Para o diretor da Vigilância em Saúde da cidade, Everton Pujol Guterres, a justificativa para a explosão de casos é multifatorial. Além dos itens citados por Favreto, ele acrescenta que o município é cortado pela BR-153, o que faz com que diferentes pessoas circulem pela região e entregadores de outros estados tragam, muitas vezes, o mosquito infectado nos veículos. Ele ainda acredita que a estiagem possa ter contribuído para o aparecimento do mosquito:
— Se não chove por muito tempo, começamos a falar em racionamento por aqui. E o pessoal começou a reservar muita água, fazia captação nas calhas e colocava em caixas d'água. E em muitos pontos onde a gente encontrou larvas do mosquito foi em reservatórios mal-instalados. Tinha gente coletando água em balde, tonel, caixa d'água aberta.
Desde o início do ano, já foram realizados mais de 3 mil bloqueios de transmissão na cidade. O processo é feito quando há confirmação de um caso: assim, a prefeitura aplica inseticida na casa do morador e também no vizinho da frente, da esquerda e da direita. O Executivo tenta trabalhar com prevenção para que não viva novo surto em setembro e outubro, quando há a volta dos meses mais quentes.

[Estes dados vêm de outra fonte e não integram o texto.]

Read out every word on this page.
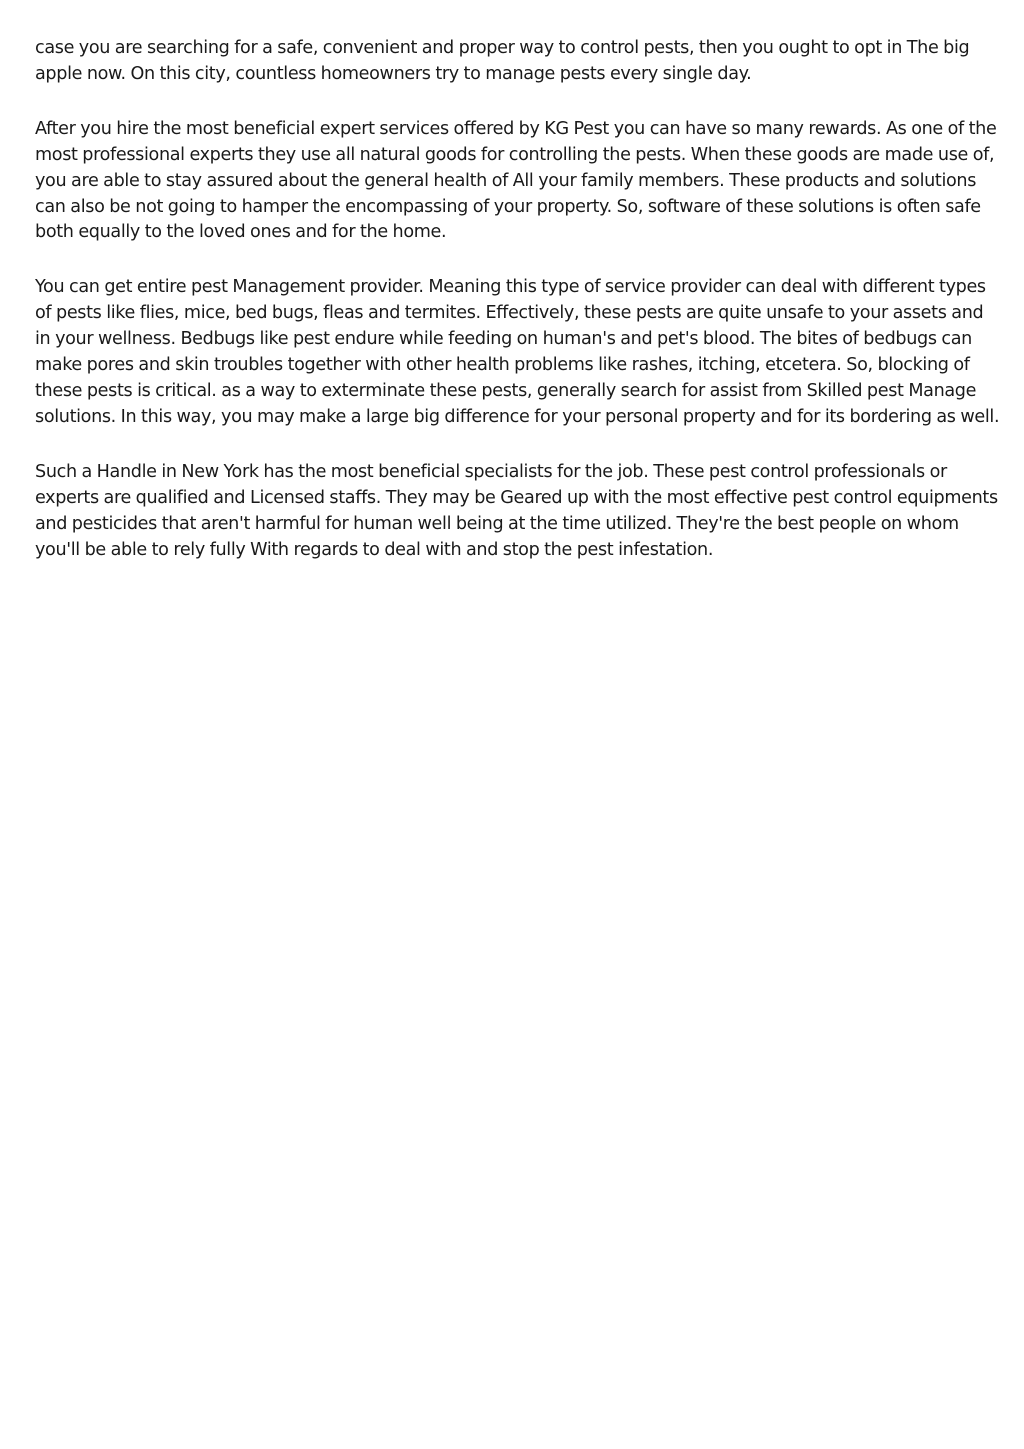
case you are searching for a safe, convenient and proper way to control pests, then you ought to opt in The big apple now. On this city, countless homeowners try to manage pests every single day.

After you hire the most beneficial expert services offered by KG Pest you can have so many rewards. As one of the most professional experts they use all natural goods for controlling the pests. When these goods are made use of, you are able to stay assured about the general health of All your family members. These products and solutions can also be not going to hamper the encompassing of your property. So, software of these solutions is often safe both equally to the loved ones and for the home.

You can get entire pest Management provider. Meaning this type of service provider can deal with different types of pests like flies, mice, bed bugs, fleas and termites. Effectively, these pests are quite unsafe to your assets and in your wellness. Bedbugs like pest endure while feeding on human's and pet's blood. The bites of bedbugs can make pores and skin troubles together with other health problems like rashes, itching, etcetera. So, blocking of these pests is critical. as a way to exterminate these pests, generally search for assist from Skilled pest Manage solutions. In this way, you may make a large big difference for your personal property and for its bordering as well.

Such a Handle in New York has the most beneficial specialists for the job. These pest control professionals or experts are qualified and Licensed staffs. They may be Geared up with the most effective pest control equipments and pesticides that aren't harmful for human well being at the time utilized. They're the best people on whom you'll be able to rely fully With regards to deal with and stop the pest infestation.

— Nós passamos por um período complicado com o coronavírus também. Com a dengue não agravou, mas era o medo que a gente tinha: o agravamento da pandemia e daqui a pouco ter cinco, seis, 10 leitos ocupados por dengue.

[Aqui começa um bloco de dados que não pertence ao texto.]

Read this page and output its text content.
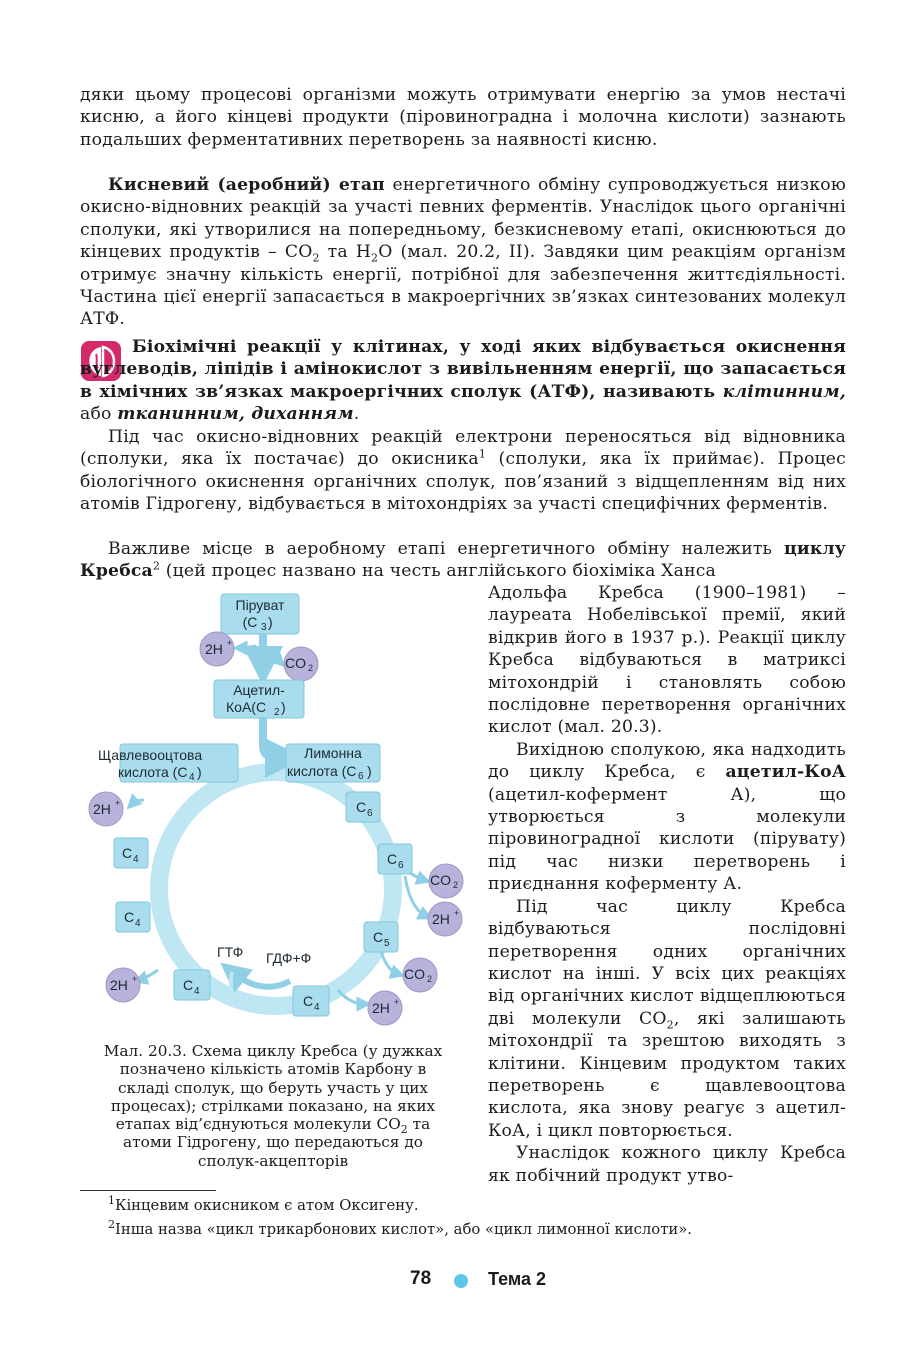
дяки цьому процесові організми можуть отримувати енергію за умов нестачі кисню, а його кінцеві продукти (піровиноградна і молочна кислоти) зазнають подальших ферментативних перетворень за наявності кисню.

Кисневий (аеробний) етап енергетичного обміну супроводжується низкою окисно-відновних реакцій за участі певних ферментів. Унаслідок цього органічні сполуки, які утворилися на попередньому, безкисневому етапі, окиснюються до кінцевих продуктів – $CO_2$ та $H_2O$ (мал. 20.2, II). Завдяки цим реакціям організм отримує значну кількість енергії, потрібної для забезпечення життєдіяльності. Частина цієї енергії запасається в макроергічних зв’язках синтезованих молекул АТФ.

Біохімічні реакції у клітинах, у ході яких відбувається окиснення вуглеводів, ліпідів і амінокислот з вивільненням енергії, що запасається в хімічних зв’язках макроергічних сполук (АТФ), називають клітинним, або тканинним, диханням.

Під час окисно-відновних реакцій електрони переносяться від відновника (сполуки, яка їх постачає) до окисника$^1$ (сполуки, яка їх приймає). Процес біологічного окиснення органічних сполук, пов’язаний з відщепленням від них атомів Гідрогену, відбувається в мітохондріях за участі специфічних ферментів.

Важливе місце в аеробному етапі енергетичного обміну належить циклу Кребса$^2$ (цей процес названо на честь англійського біохіміка Ханса

Адольфа Кребса (1900–1981) – лауреата Нобелівської премії, який відкрив його в 1937 р.). Реакції циклу Кребса відбуваються в матриксі мітохондрій і становлять собою послідовне перетворення органічних кислот (мал. 20.3).

Вихідною сполукою, яка надходить до циклу Кребса, є ацетил-КоА (ацетил-кофермент А), що утворюється з молекули піровиноградної кислоти (пірувату) під час низки перетворень і приєднання коферменту А.

Під час циклу Кребса відбуваються послідовні перетворення одних органічних кислот на інші. У всіх цих реакціях від органічних кислот відщеплюються дві молекули $CO_2$, які залишають мітохондрії та зрештою виходять з клітини. Кінцевим продуктом таких перетворень є щавлевооцтова кислота, яка знову реагує з ацетил-КоА, і цикл повторюється.

Унаслідок кожного циклу Кребса як побічний продукт утво-

Піруват
(C 3 )
2H +
CO 2
Ацетил-
КоА(C 2 )
Щавлевооцтова
кислота (C 4 )
Лимонна
кислота (C 6 )
2H +	C 6
C 6
C 5
C 4
C 4
C 4
C 4
CO 2
2H +
CO 2
2H +
2H +
ГТФ ГДФ+Ф

Мал. 20.3. Схема циклу Кребса (у дужках позначено кількість атомів Карбону в складі сполук, що беруть участь у цих процесах); стрілками показано, на яких етапах від’єднуються молекули $CO_2$ та атоми Гідрогену, що передаються до сполук-акцепторів

$^1$Кінцевим окисником є атом Оксигену.

$^2$Інша назва «цикл трикарбонових кислот», або «цикл лимонної кислоти».

78	Тема 2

As prefeituras de Aratiba, Bom Retiro do Sul e Santa Cruz do Sul informaram que estão trabalhando com aplicação de inseticida em pontos estratégicos, conscientização, ações educativas e controle do número de casos, além de mutirões. As três também confirmaram fazer ações de recolhimento de lixo para remover possíveis focos do mosquito.
Em Santa Cruz do Sul, a prefeitura também detalhou que está distribuindo repelentes aos moradores e aderindo à testagem rápida, favorecendo o rastreamento dos casos. Na cidade, a maior parte dos moradores consegue tratar os sintomas em casas, tornando baixa a procura pela rede de saúde.
Sintomas
Conforme o boletim epidemiológico, os casos de dengue autóctones registrados no Rio Grande do Sul tiveram os "sintomas clássicos". A maior parte, 88,7%, teve febre. Um percentual de 83,3% apresentou cefaleia (dor de cabeça) e também mialgia (dor muscular). Além disso, 56,1% relataram náuseas.

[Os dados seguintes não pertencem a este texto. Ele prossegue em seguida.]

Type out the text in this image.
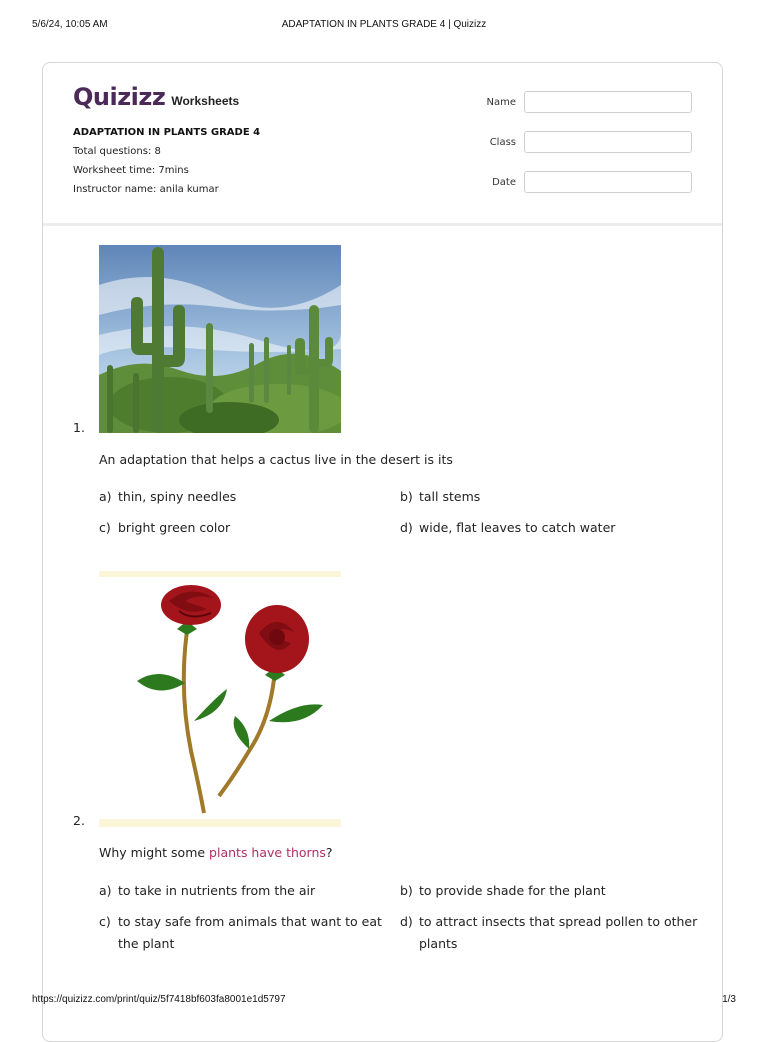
5/6/24, 10:05 AM	ADAPTATION IN PLANTS GRADE 4 | Quizizz
Quizizz Worksheets
ADAPTATION IN PLANTS GRADE 4
Total questions: 8
Worksheet time: 7mins
Instructor name: anila kumar
Name
Class
Date
1.
An adaptation that helps a cactus live in the desert is its
a) thin, spiny needles	b) tall stems
c) bright green color	d) wide, flat leaves to catch water
2.
Why might some plants have thorns?
a) to take in nutrients from the air	b) to provide shade for the plant
c) to stay safe from animals that want to eat the plant
d) to attract insects that spread pollen to other plants
https://quizizz.com/print/quiz/5f7418bf603fa8001e1d5797	1/3
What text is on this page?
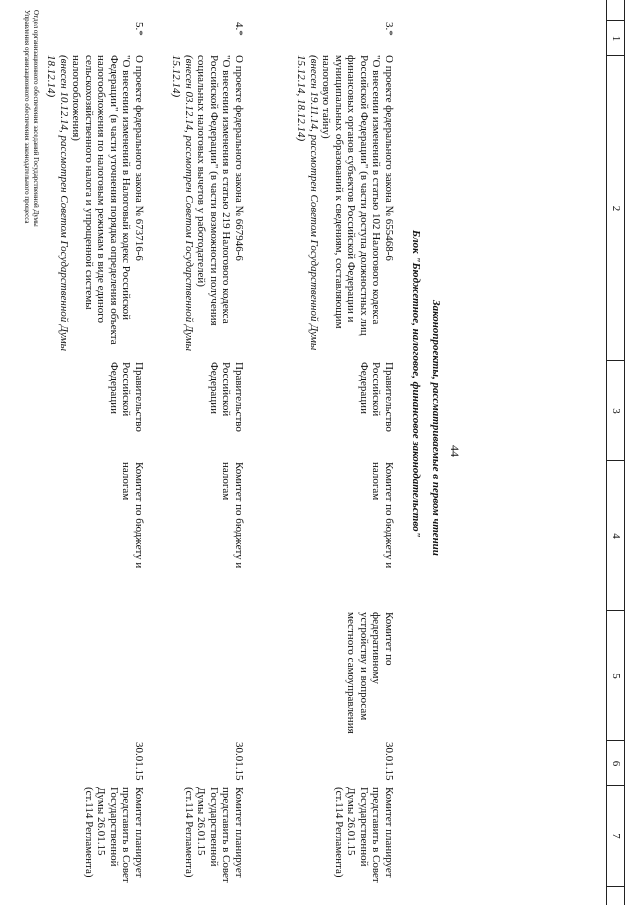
1
2
3
4
5
6
7
44
Законопроекты, рассматриваемые в первом чтении
Блок "Бюджетное, налоговое, финансовое законодательство"
3.*
О проекте федерального закона № 655468-6
"О внесении изменений в статью 102 Налогового кодекса Российской Федерации" (в части доступа должностных лиц финансовых органов субъектов Российской Федерации и муниципальных образований к сведениям, составляющим налоговую тайну)
(внесен 19.11.14, рассмотрен Советом Государственной Думы 15.12.14, 18.12.14)
Правительство Российской Федерации
Комитет по бюджету и налогам
Комитет по федеративному устройству и вопросам местного самоуправления
30.01.15
Комитет планирует представить в Совет Государственной Думы 26.01.15 (ст.114 Регламента)
4.*
О проекте федерального закона № 667946-6
"О внесении изменения в статью 219 Налогового кодекса Российской Федерации" (в части возможности получения социальных налоговых вычетов у работодателей)
(внесен 03.12.14, рассмотрен Советом Государственной Думы 15.12.14)
Правительство Российской Федерации
Комитет по бюджету и налогам
30.01.15
Комитет планирует представить в Совет Государственной Думы 26.01.15 (ст.114 Регламента)
5.*
О проекте федерального закона № 673716-6
"О внесении изменений в Налоговый кодекс Российской Федерации" (в части уточнения порядка определения объекта налогообложения по налоговым режимам в виде единого сельскохозяйственного налога и упрощенной системы налогообложения)
(внесен 10.12.14, рассмотрен Советом Государственной Думы 18.12.14)
Правительство Российской Федерации
Комитет по бюджету и налогам
30.01.15
Комитет планирует представить в Совет Государственной Думы 26.01.15 (ст.114 Регламента)
Отдел организационного обеспечения заседаний Государственной Думы
Управления организационного обеспечения законодательного процесса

Material publicado no Centro Estadual de Vigilância em Saúde (Cevs) indica que, normalmente, a primeira manifestação da dengue é a febre alta (39°C a 40°C). A febre tem início abrupto e geralmente dura de dois a sete dias, e é acompanhada de dor de cabeça, dor muscular, dor nas articulações, dor atrás dos olhos, exantema (erupção avermelhada na pele) e coceira. Náuseas e vômitos também podem ocorrer, além de manifestações hemorrágicas leves.
Doenças como febre chikungunya e zika vírus, também transmitidas pelo mosquito Aedes aegypti, possuem sintomas semelhantes. No caso da chikungunya, a dor nas articulações costuma ser mais aguda do que na dengue, e não é tão comum haver manifestações cutâneas. Já o zika vírus se destaca por uma febre mais baixa ou até ausência de febre, e seu sintoma predominante é o exantema, com coceira, além de conjuntivite.
Além de as três doenças terem sintomas semelhantes entre si, chama a atenção que boa parte deles pode ser confundido também com a covid-19, que não possui uma síndrome clássica, mas costuma ser caracterizada por febre, dor muscular, dor nas articulações e cansaço.
— Neste o contexto, o mais importante é que não há uma caracterização clínica para cada uma dessas doenças. Algumas tem manifestações mais pontuais. E a covid-19 pode ter todas essas (presentes nas outras três), o que diferencia é que, às vezes, há alteração no olfato e no paladar, que não tem nas outras. É importante ressaltar que, na condição de febre, dor no corpo, nas articulações e fadiga, o médico comece a fazer um diagnóstico diferencial, e não apenas foque no diagnóstico da covid-19 — explica o infectologista André Luiz Machado da Silva, do Hospital Conceição.